Here's a Japanese translation of the test pages, courtesy of Mr. Hajime Kawasaki. Thanks Hajime!
So I conducted a series of tests with a Jetboil and two types of fuel: Jetfuel and MSR. Using a digital thermometer from work I measured the time it took to reach a boil.
I weighed the fuel canister before and after each boil and tracked how much fuel was used. The boil times looked impressive enough, especially compared to my old stoves, and the fuel use seemed miniscule.
Not being familiar with canister stoves I read a few stove reviews and visited a few manufacturer sites thinking I could compare the Jetboil results to other canister stoves. Wrong.
The more I read the more I realized that I'd entered into one of those "subjective" realms of reality, right up there with comparing mattresses, computer processors, and defining "good music." I'm not sure if anyone uses a standard test to evaluate backpacking stoves.

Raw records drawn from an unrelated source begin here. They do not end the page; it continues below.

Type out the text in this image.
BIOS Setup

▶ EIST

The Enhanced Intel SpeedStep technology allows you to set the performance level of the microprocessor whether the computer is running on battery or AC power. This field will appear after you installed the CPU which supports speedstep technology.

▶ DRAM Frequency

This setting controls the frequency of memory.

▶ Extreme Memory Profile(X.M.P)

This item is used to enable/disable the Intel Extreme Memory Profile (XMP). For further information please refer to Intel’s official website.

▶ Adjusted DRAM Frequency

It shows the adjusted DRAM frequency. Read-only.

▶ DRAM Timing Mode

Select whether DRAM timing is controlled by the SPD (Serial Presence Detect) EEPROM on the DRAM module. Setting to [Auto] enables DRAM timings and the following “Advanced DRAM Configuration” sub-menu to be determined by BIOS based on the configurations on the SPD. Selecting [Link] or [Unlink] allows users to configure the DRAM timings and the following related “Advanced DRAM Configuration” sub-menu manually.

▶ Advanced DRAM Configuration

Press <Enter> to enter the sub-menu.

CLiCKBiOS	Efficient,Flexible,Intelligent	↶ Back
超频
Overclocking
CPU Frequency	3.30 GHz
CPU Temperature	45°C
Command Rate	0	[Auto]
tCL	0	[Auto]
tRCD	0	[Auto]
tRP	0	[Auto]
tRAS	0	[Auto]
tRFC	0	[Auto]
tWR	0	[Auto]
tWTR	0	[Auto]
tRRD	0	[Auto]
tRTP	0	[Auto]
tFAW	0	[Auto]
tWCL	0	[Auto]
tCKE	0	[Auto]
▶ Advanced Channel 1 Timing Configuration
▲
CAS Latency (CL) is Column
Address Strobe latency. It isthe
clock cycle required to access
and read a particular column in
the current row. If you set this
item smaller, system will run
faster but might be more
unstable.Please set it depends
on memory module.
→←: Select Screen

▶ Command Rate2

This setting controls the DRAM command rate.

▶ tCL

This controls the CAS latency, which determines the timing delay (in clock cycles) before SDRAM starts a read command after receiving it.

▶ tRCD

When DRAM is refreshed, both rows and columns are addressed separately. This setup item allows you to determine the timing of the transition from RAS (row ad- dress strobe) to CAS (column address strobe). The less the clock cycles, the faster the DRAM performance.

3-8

I decided that the best thing to do was perform a controlled test of my own. This ensures that the same test criteria, measuring tools, and environment are used on each stove. Here's a few of the variables to take into account:
And so on. Actually these are the very things you deal with while trying to use a stove on a backpacking trip, the difference being that during the trip it's not a subjective analysis like:
The reduced temperature combined with wind and a cold, plus an almost empty fuel tank appears to be contributing to a slower than expected heat transfer rate.
Instead it's more like:
This piece of crap stove, why doesn't it ever work when I need it!?
I borrowed a couple of canister stoves (MSR Pocket Rocket and Snow Peak GigaPower) from friends, got some new fuel canisters, and borrowed a precision scale. Initially I was going to include my Whisper and Feather stoves, but after a day of testing the other stoves I, frankly, didn't want to mess with pump stoves.